According to another theory, just about the time the monsoon is about to lash the Kerala coast with a sudden burst of torrential rain, changes become apparent in the different layers of the atmosphere. This has led some scientists to suggest that the monsoon’s onset is related to a sudden acceleration of air from the southern hemisphere towards India.
They say that a broad belt of high pressure develops around the Mascarene Islands near Mauritius in the Indian Ocean and this generates the cross-equatorial flow known as the Somali Jet which brings heavy rain to India’s west coast. A strong, low level jet usually means a strong monsoon over peninsular India.
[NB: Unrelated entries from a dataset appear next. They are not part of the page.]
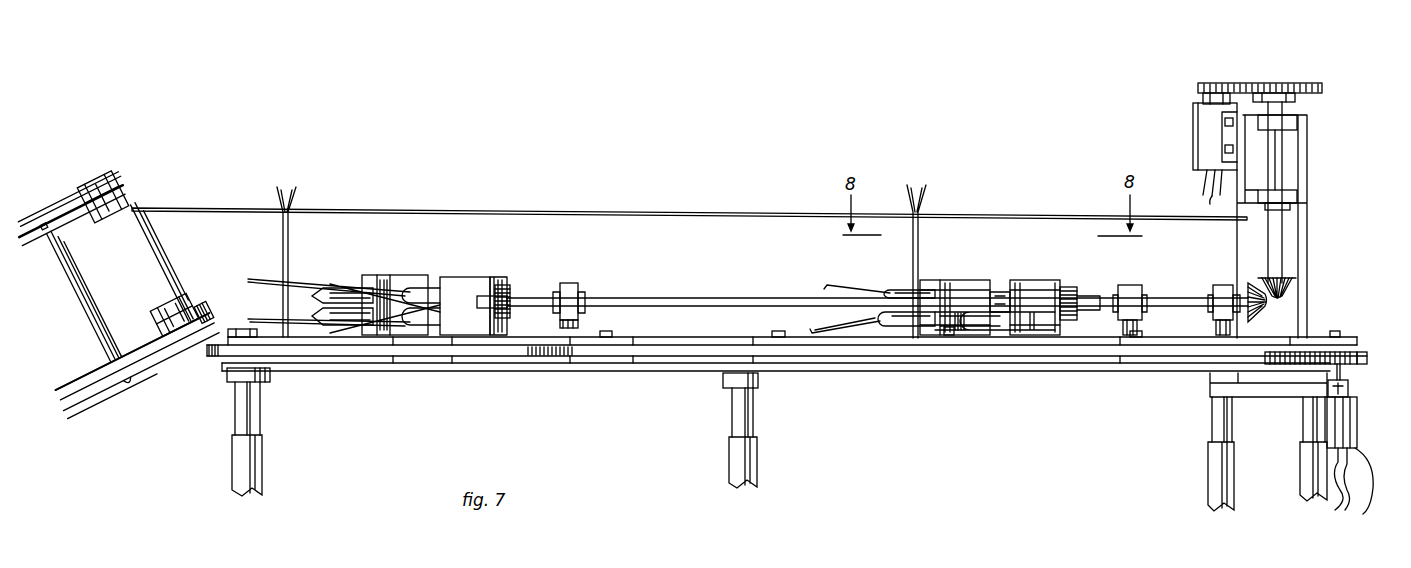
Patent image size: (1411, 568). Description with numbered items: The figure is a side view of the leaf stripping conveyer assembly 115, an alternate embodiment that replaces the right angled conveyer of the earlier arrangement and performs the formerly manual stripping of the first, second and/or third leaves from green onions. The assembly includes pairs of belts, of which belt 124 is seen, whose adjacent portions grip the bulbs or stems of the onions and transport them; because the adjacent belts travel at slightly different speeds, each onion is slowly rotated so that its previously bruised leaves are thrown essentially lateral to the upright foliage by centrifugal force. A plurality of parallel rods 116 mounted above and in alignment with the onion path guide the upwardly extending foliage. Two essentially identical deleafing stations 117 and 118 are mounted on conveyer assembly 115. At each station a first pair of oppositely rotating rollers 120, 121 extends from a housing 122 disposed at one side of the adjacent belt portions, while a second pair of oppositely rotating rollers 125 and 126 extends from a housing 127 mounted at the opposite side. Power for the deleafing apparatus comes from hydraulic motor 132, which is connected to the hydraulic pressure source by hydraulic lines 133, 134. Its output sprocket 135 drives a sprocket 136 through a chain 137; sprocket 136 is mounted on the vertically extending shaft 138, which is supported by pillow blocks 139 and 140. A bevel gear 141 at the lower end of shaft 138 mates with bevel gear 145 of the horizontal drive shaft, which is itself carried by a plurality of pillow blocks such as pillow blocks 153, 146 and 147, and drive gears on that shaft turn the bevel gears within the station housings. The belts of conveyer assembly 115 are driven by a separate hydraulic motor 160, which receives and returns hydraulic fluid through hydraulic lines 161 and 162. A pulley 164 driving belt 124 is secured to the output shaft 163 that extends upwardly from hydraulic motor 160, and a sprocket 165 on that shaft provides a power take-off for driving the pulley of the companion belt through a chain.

The conveyer assembly 115 is at (478, 372).
The parallel rods 116 is at (511, 208).
The deleafing station 117 is at (459, 277).
The deleafing station 118 is at (1040, 277).
The roller 120 is at (892, 291).
The roller 121 is at (880, 312).
The housing 122 is at (968, 280).
The belt 124 is at (651, 355).
The roller 125 is at (993, 292).
The roller 126 is at (980, 336).
The housing 127 is at (1037, 333).
The hydraulic motor 132 is at (1193, 127).
The hydraulic line 133 is at (1205, 181).
The hydraulic line 134 is at (1223, 194).
The output sprocket 135 is at (1200, 86).
The sprocket 136 is at (1305, 83).
The chain 137 is at (1240, 82).
The vertically extending shaft 138 is at (1282, 160).
The pillow block 139 is at (1295, 120).
The pillow block 140 is at (1297, 203).
The bevel gear 141 is at (1277, 290).
The bevel gear 145 is at (1262, 318).
The pillow block 146 is at (1125, 284).
The pillow block 147 is at (559, 283).
The pillow block 153 is at (1227, 290).
The hydraulic motor 160 is at (1361, 472).
The hydraulic line 161 is at (1352, 482).
The hydraulic line 162 is at (1348, 482).
The output shaft 163 is at (1348, 398).
The pulley 164 is at (1380, 337).
The sprocket 165 is at (1318, 387).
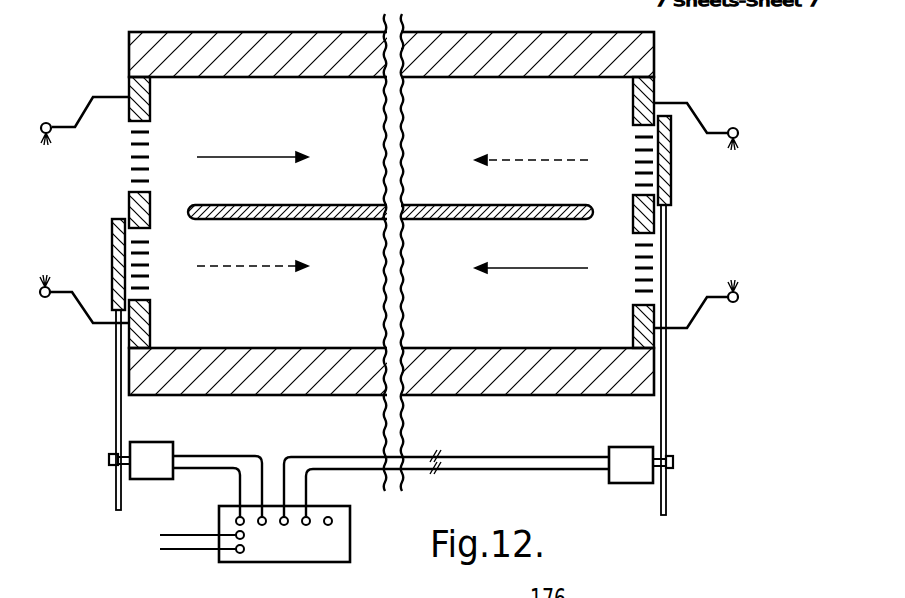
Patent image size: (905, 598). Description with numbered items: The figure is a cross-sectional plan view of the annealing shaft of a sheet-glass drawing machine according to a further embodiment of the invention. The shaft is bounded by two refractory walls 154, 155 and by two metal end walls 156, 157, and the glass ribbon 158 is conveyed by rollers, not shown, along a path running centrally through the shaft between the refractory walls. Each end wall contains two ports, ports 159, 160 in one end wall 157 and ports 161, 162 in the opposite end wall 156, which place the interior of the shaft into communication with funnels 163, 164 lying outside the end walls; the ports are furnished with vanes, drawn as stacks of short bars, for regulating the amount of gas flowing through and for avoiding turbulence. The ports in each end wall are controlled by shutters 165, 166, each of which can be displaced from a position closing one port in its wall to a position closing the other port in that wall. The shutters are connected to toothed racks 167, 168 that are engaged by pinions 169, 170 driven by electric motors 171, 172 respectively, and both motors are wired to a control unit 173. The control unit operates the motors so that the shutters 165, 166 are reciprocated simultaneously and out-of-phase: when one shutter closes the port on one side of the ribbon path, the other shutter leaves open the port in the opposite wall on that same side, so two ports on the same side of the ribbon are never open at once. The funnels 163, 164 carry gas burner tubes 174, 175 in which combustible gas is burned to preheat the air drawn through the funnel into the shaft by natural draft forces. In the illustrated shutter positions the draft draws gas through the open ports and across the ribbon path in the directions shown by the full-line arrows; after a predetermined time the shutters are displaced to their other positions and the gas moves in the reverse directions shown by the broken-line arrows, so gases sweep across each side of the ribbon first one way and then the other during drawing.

The refractory wall 154 is at (487, 52).
The refractory wall 155 is at (630, 370).
The metal end wall 156 is at (652, 88).
The metal end wall 157 is at (133, 80).
The glass ribbon 158 is at (410, 205).
The port 159 is at (140, 121).
The port 160 is at (137, 300).
The port 161 is at (634, 124).
The port 162 is at (636, 300).
The funnel 163 is at (92, 318).
The funnel 164 is at (692, 111).
The shutter 165 is at (664, 152).
The shutter 166 is at (113, 258).
The toothed rack 167 is at (666, 263).
The toothed rack 168 is at (116, 400).
The pinion 169 is at (675, 462).
The pinion 170 is at (108, 462).
The electric motor 171 is at (625, 468).
The electric motor 172 is at (185, 440).
The control unit 173 is at (317, 543).
The gas burner tube 174 is at (50, 145).
The gas burner tube 175 is at (731, 150).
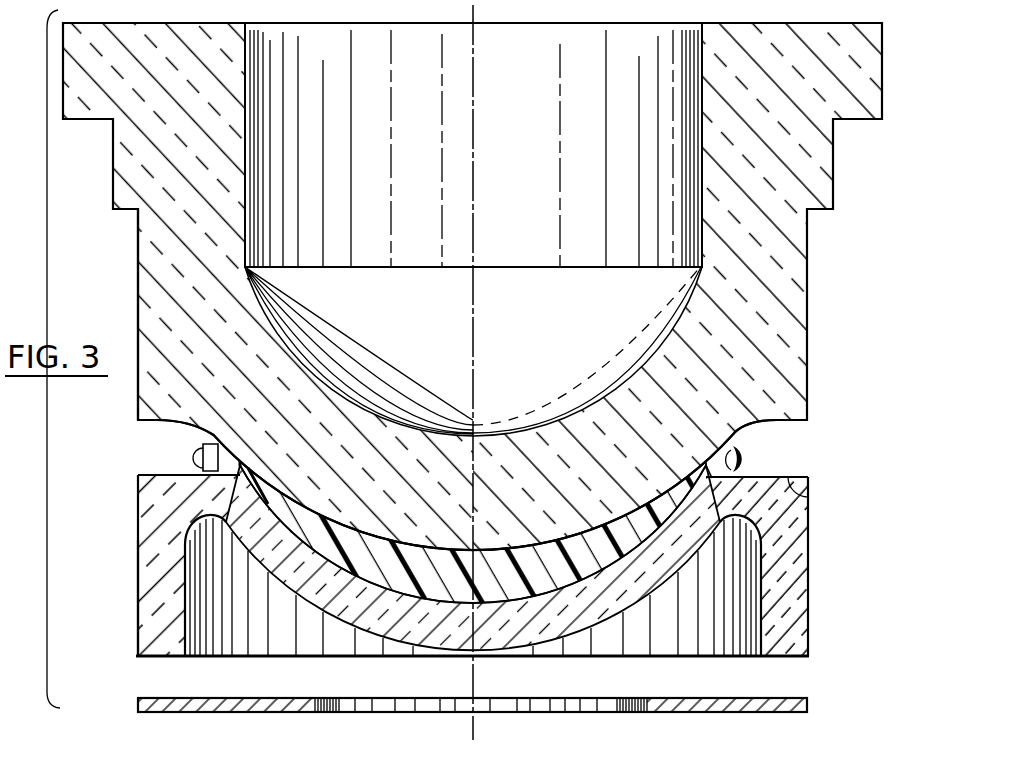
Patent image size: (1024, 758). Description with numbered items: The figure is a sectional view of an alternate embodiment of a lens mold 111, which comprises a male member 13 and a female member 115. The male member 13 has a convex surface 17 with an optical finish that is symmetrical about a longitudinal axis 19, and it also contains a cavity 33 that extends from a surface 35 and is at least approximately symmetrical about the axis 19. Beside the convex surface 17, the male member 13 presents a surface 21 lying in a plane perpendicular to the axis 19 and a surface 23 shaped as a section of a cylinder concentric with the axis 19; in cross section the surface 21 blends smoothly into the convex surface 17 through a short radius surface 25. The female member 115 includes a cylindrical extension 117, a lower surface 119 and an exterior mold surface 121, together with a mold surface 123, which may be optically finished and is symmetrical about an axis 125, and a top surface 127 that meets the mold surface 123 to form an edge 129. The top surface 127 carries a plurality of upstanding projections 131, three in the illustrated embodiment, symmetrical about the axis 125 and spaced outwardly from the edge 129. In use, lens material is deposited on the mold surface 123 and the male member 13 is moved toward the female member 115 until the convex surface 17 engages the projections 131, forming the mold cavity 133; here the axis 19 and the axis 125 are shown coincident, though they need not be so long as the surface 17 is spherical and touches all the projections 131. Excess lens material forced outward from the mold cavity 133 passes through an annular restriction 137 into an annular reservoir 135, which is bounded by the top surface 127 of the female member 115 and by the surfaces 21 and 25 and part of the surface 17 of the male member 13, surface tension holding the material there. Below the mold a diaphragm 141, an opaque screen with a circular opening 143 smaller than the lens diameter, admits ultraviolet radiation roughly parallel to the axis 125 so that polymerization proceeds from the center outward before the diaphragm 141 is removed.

The male member 13 is at (232, 12).
The cavity 33 is at (395, 147).
The surface 35 is at (714, 20).
The longitudinal axis 19 is at (476, 107).
The surface 23 is at (138, 262).
The surface 21 is at (155, 420).
The short radius surface 25 is at (769, 418).
The convex surface 17 is at (357, 533).
The mold cavity 133 is at (497, 567).
The upstanding projections 131 is at (224, 456).
The mold surface 123 is at (541, 596).
The female member 115 is at (138, 600).
The cylindrical extension 117 is at (150, 630).
The lower surface 119 is at (168, 657).
The exterior mold surface 121 is at (647, 587).
The annular reservoir 135 is at (200, 455).
The annular restriction 137 is at (750, 462).
The edge 129 is at (705, 482).
The top surface 127 is at (808, 497).
The lens mold 111 is at (830, 440).
The axis 125 is at (476, 678).
The diaphragm 141 is at (678, 698).
The circular opening 143 is at (322, 699).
Scientists now know that monsoon vagaries on a 10- to 15-day time scale are related to the behaviour of the monsoon trough. When positioned normally over the Gangetic plains, it controls moisture convergence and rainfall and areas within upto 500 kin on either side of the trough get moderate, but well-distributed rain. However, the trough is not stationary and scientists explain that it sometimes moves northwards and closer to the Himalayan foothills and this can interrupt rainfall in the northern plains.
Peculiar Features of the Indian Monsoon:
The Indian monsoon is characterised by great variability. Although the annual average precipitation in India is 98 cm, it may show a deficit of 20 cm (as in 1899) and a surplus of 30 cm (as in 1907). For moderate rainfall regions, even small variability can cause severe damage to the crop. These are the regions of recurrent droughts and famines.
A delay in onset usually results in an early retreat. Such a situation is harmful to both rabi and ‘kharif crops.
Sometimes, monsoon rains have a tendency to persist in one area or be subject to long breaks during July-August. This happens just when the summer crops are growing and need plenty of moisture. Winter crops are also affected as they rely on the residue moisture from summer crops. Sometimes, a situation occurs where drought and floods affect different parts of the same state.
The monsoon precipitation over India is characterised by great spatial inequality. While certain areas like the Western Ghats and the north-east receive upto 400 cm of rain in a year, western Rajasthan receives less than 10 cm rainfall. Most of India, though, receives between 60 cm and 100 cm of rainfall.
The monsoon precipitation is concentrated only in a few months, 80 per cent of it occurring in the June-September period while the rest is distributed as—13 per cent during October- December, 3 per cent during January-March and 10 per cent during March-May (‘Mango showers’ in south India).
The Indian monsoon rainfall is characterised by an erratic nature—at times the rainfall is slight and at times, it occurs in the form of heavy downpour and torrents causing soil erosion.
There is rainfall in every month of the year in some part of the country:
i. January, February—over northern India;
ii. March—thunderstorms and heavy rains in Bengal, Assam;
iii. April-May—Mango showers over South India;
iv. July-September—south-west monsoon;
v. October-December—retreating monsoon over east coast.